Adam: On today’s episode, we talk about the cobbler and his shoes, we talk about remote teams, and we talk about planning for a million. Everybody, this is Adam Steele and this is another episode of the Steele Entrepreneur Show. This is episode 14, 14 I think, and we’re gonna do something a little bit differently today. As you will have noticed, we are taping outside and this really probably should have been 13.5. We’re gonna call it 14. We’re gonna do lessons learned, so we’re gonna talk about different things that I’ve sort of picked up over the past seven years and what I got from them and hopefully there might be something that you too will get from them. So without further ado, Rihanna, why don’t you get us started?

Rihanna: The cobbler and his shoes. What is that one?

Adam: Yes. You’ve heard that saying before?

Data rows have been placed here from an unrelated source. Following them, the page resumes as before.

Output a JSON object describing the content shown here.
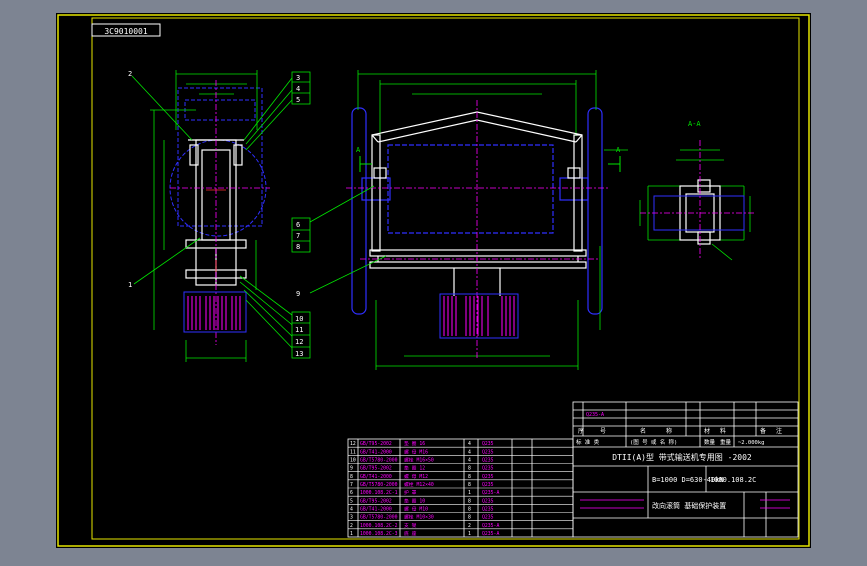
{
  "drawing_number": "3C9010001",
  "section_label": "A-A",
  "section_marks": [
    "A",
    "A"
  ],
  "balloons": {
    "left": [
      "2",
      "3",
      "4",
      "5",
      "1",
      "10",
      "11",
      "12",
      "13"
    ],
    "middle": [
      "6",
      "7",
      "8",
      "9"
    ]
  },
  "title_block": {
    "top_rows": [
      "Q235-A",
      "",
      "",
      "",
      "",
      ""
    ],
    "header_cells": [
      "序",
      "号",
      "名",
      "称",
      "材",
      "料",
      "备",
      "注"
    ],
    "standard_row": [
      "标 准 类",
      "(图 号 或 名 称)",
      "数量",
      "重量",
      "~2.000kg"
    ],
    "series_title": "DTII(A)型  带式输送机专用图 -2002",
    "spec_text": "B=1000 D=630-40kN",
    "drawing_code": "1000.108.2C",
    "part_title": "改向滚筒 基础保护装置"
  },
  "bom_rows": [
    [
      "12",
      "GB/T95-2002",
      "垫 圈 16",
      "4",
      "Q235"
    ],
    [
      "11",
      "GB/T41-2000",
      "螺 母 M16",
      "4",
      "Q235"
    ],
    [
      "10",
      "GB/T5780-2000",
      "螺栓 M16×50",
      "4",
      "Q235"
    ],
    [
      "9",
      "GB/T95-2002",
      "垫 圈 12",
      "8",
      "Q235"
    ],
    [
      "8",
      "GB/T41-2000",
      "螺 母 M12",
      "8",
      "Q235"
    ],
    [
      "7",
      "GB/T5780-2000",
      "螺栓 M12×40",
      "8",
      "Q235"
    ],
    [
      "6",
      "1000.108.2C-1",
      "护 罩",
      "1",
      "Q235-A"
    ],
    [
      "5",
      "GB/T95-2002",
      "垫 圈 10",
      "8",
      "Q235"
    ],
    [
      "4",
      "GB/T41-2000",
      "螺 母 M10",
      "8",
      "Q235"
    ],
    [
      "3",
      "GB/T5780-2000",
      "螺栓 M10×30",
      "8",
      "Q235"
    ],
    [
      "2",
      "1000.108.2C-2",
      "支 架",
      "2",
      "Q235-A"
    ],
    [
      "1",
      "1000.108.2C-3",
      "底 座",
      "1",
      "Q235-A"
    ]
  ],
  "colors": {
    "background": "#000000",
    "frame": "#e6e600",
    "white": "#ffffff",
    "green": "#00e600",
    "blue": "#2f2fff",
    "magenta": "#ff00ff",
    "red": "#ff3030"
  }
}
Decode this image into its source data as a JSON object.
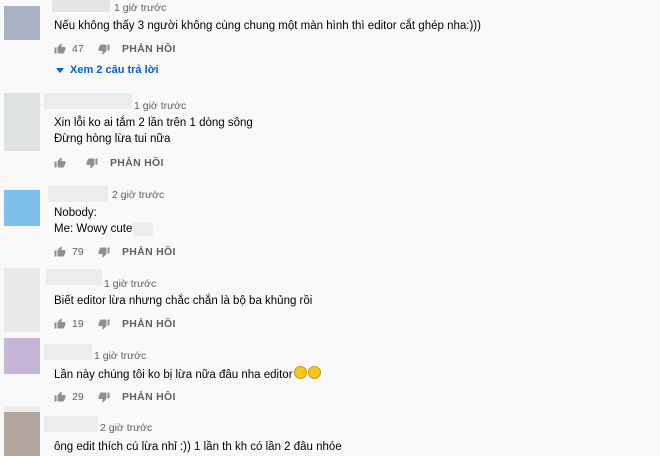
{
  "labels": {
    "reply": "PHẢN HỒI"
  },
  "comments": [
    {
      "time": "1 giờ trước",
      "lines": [
        "Nếu không thấy 3 người không cùng chung một màn hình thì editor cắt ghép nha:)))"
      ],
      "likes": "47",
      "avatar_color": "#aab2c6",
      "replies_label": "Xem 2 câu trả lời"
    },
    {
      "time": "1 giờ trước",
      "lines": [
        "Xin lỗi ko ai tắm 2 lần trên 1 dòng sông",
        "Đừng hòng lừa tui nữa"
      ],
      "likes": "",
      "avatar_color": "#dfe2e2"
    },
    {
      "time": "2 giờ trước",
      "lines": [
        "Nobody:",
        "Me: Wowy cute"
      ],
      "likes": "79",
      "avatar_color": "#7cc0ea"
    },
    {
      "time": "1 giờ trước",
      "lines": [
        "Biết editor lừa nhưng chắc chắn là bộ ba khủng rồi"
      ],
      "likes": "19",
      "avatar_color": "#e9e9e9"
    },
    {
      "time": "1 giờ trước",
      "lines": [
        "Lần này chúng tôi ko bị lừa nữa đâu nha editor"
      ],
      "likes": "29",
      "avatar_color": "#c5b5d6"
    },
    {
      "time": "2 giờ trước",
      "lines": [
        "ông edit thích cú lừa nhỉ :)) 1 lần th kh có lần 2 đâu nhóe"
      ],
      "likes": "",
      "avatar_color": "#b3a69f"
    }
  ]
}
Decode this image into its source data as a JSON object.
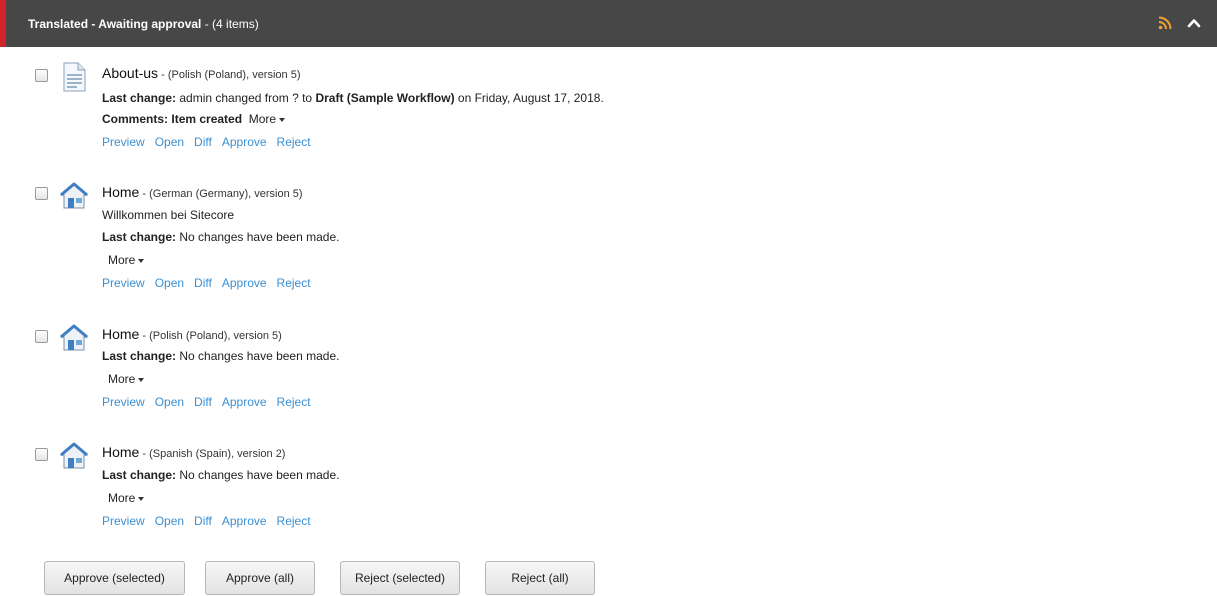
{
  "header": {
    "title": "Translated - Awaiting approval",
    "count": " - (4 items)",
    "bg_color": "#474747",
    "accent_color": "#d2232a",
    "rss_color": "#f0a030"
  },
  "items": [
    {
      "name": "About-us",
      "meta": " - (Polish (Poland), version 5)",
      "icon": "document-icon",
      "last_change_label": "Last change:",
      "last_change_text_1": " admin changed from ? to ",
      "last_change_bold": "Draft (Sample Workflow)",
      "last_change_text_2": " on Friday, August 17, 2018.",
      "comments_label": "Comments:",
      "comments_value": "Item created",
      "more": "More",
      "actions": [
        "Preview",
        "Open",
        "Diff",
        "Approve",
        "Reject"
      ]
    },
    {
      "name": "Home",
      "meta": " - (German (Germany), version 5)",
      "icon": "home-icon",
      "subtitle": "Willkommen bei Sitecore",
      "last_change_label": "Last change:",
      "last_change_text": " No changes have been made.",
      "more": "More",
      "actions": [
        "Preview",
        "Open",
        "Diff",
        "Approve",
        "Reject"
      ]
    },
    {
      "name": "Home",
      "meta": " - (Polish (Poland), version 5)",
      "icon": "home-icon",
      "last_change_label": "Last change:",
      "last_change_text": " No changes have been made.",
      "more": "More",
      "actions": [
        "Preview",
        "Open",
        "Diff",
        "Approve",
        "Reject"
      ]
    },
    {
      "name": "Home",
      "meta": " - (Spanish (Spain), version 2)",
      "icon": "home-icon",
      "last_change_label": "Last change:",
      "last_change_text": " No changes have been made.",
      "more": "More",
      "actions": [
        "Preview",
        "Open",
        "Diff",
        "Approve",
        "Reject"
      ]
    }
  ],
  "buttons": {
    "approve_selected": "Approve (selected)",
    "approve_all": "Approve (all)",
    "reject_selected": "Reject (selected)",
    "reject_all": "Reject (all)"
  },
  "colors": {
    "link": "#3b8fd2"
  }
}
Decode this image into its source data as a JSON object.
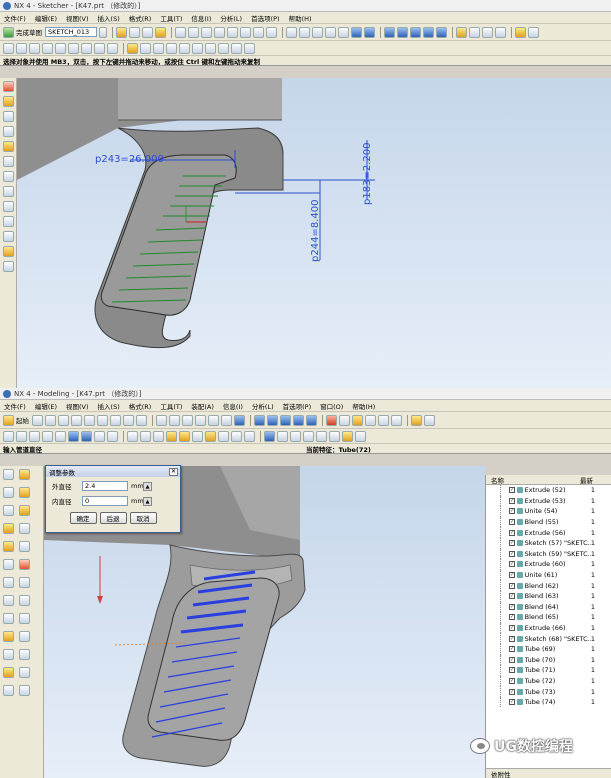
{
  "sketcher": {
    "title": "NX 4 - Sketcher - [K47.prt （修改的）]",
    "menu": [
      "文件(F)",
      "编辑(E)",
      "视图(V)",
      "插入(S)",
      "格式(R)",
      "工具(T)",
      "信息(I)",
      "分析(L)",
      "首选项(P)",
      "帮助(H)"
    ],
    "finish_label": "完成草图",
    "sketch_name": "SKETCH_013",
    "status": "选择对象并使用 MB3，双击，按下左键并拖动来移动，或按住 Ctrl 键和左键拖动来复制",
    "dimensions": {
      "d243": "p243=26.000",
      "d244": "p244=8.400",
      "d_vert": "p183=2.200"
    }
  },
  "modeling": {
    "title": "NX 4 - Modeling - [K47.prt （修改的）]",
    "menu": [
      "文件(F)",
      "编辑(E)",
      "视图(V)",
      "插入(S)",
      "格式(R)",
      "工具(T)",
      "装配(A)",
      "信息(I)",
      "分析(L)",
      "首选项(P)",
      "窗口(O)",
      "帮助(H)"
    ],
    "start_label": "起始",
    "status_left": "输入管道直径",
    "status_right": "当前特征：Tube(72)",
    "dialog": {
      "title": "调整参数",
      "outer_label": "外直径",
      "outer_value": "2.4",
      "inner_label": "内直径",
      "inner_value": "0",
      "unit": "mm",
      "ok": "确定",
      "back": "后退",
      "cancel": "取消"
    },
    "navigator": {
      "col_name": "名称",
      "col_update": "最新",
      "footer": "依附性",
      "rows": [
        {
          "name": "Extrude (52)",
          "up": "1"
        },
        {
          "name": "Extrude (53)",
          "up": "1"
        },
        {
          "name": "Unite (54)",
          "up": "1"
        },
        {
          "name": "Blend (55)",
          "up": "1"
        },
        {
          "name": "Extrude (56)",
          "up": "1"
        },
        {
          "name": "Sketch (57) \"SKETC...",
          "up": "1"
        },
        {
          "name": "Sketch (59) \"SKETC...",
          "up": "1"
        },
        {
          "name": "Extrude (60)",
          "up": "1"
        },
        {
          "name": "Unite (61)",
          "up": "1"
        },
        {
          "name": "Blend (62)",
          "up": "1"
        },
        {
          "name": "Blend (63)",
          "up": "1"
        },
        {
          "name": "Blend (64)",
          "up": "1"
        },
        {
          "name": "Blend (65)",
          "up": "1"
        },
        {
          "name": "Extrude (66)",
          "up": "1"
        },
        {
          "name": "Sketch (68) \"SKETC...",
          "up": "1"
        },
        {
          "name": "Tube (69)",
          "up": "1"
        },
        {
          "name": "Tube (70)",
          "up": "1"
        },
        {
          "name": "Tube (71)",
          "up": "1"
        },
        {
          "name": "Tube (72)",
          "up": "1"
        },
        {
          "name": "Tube (73)",
          "up": "1"
        },
        {
          "name": "Tube (74)",
          "up": "1"
        }
      ]
    }
  },
  "watermark": "UG数控编程",
  "colors": {
    "viewport_top": "#c5d6ea",
    "viewport_bottom": "#e6eef8",
    "body_gray": "#8c8c8c",
    "dim_blue": "#2a4fd0",
    "groove_green": "#1f8a2a",
    "groove_blue": "#2a3fe0"
  }
}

Rihanna: No. What’s the saying?

Adam: I don’t actually know the full saying. I don’t know the full saying but the way it goes is just kind of like the cobbler has shit shoes. So he makes everybody, all his clients, perfect shoes or fixes or whatever but his shoes are just ratty and crappy, right? And so, the way that that relates to me or to others is, I think, we get so busy in the day-to-day of running our business that we forget about ourselves, we forget about our own marketing, we forget about our own website. We focus, you know, just on delivering whatever it is that our clients are paying for. And I know, in my case, I woke up one day and I realized that while we were still getting referrals, which was good, they kinda teetered off a little bit for, you know, maybe it was a few months or something like that and we had nothing else coming in. And I realized that all of my clients were doing very, very well but I was not doing well.

I had let my marketing slip. I had kept and forgotten about my shitty website and it wasn’t working for me. There was nothing that was keeping my business alive and if I were to lose one or two or whatever clients, where would that leave me? So essentially, I was letting my business, my marketing, my whatever, basically stand still, basically deteriorate. And in my business, that just can’t be. I’m a digital marketing company, so if my digital marketing is on point, how do you think…isn’t on point, how do you think that’s gonna look for other people hoping to hire me to do the same thing, right?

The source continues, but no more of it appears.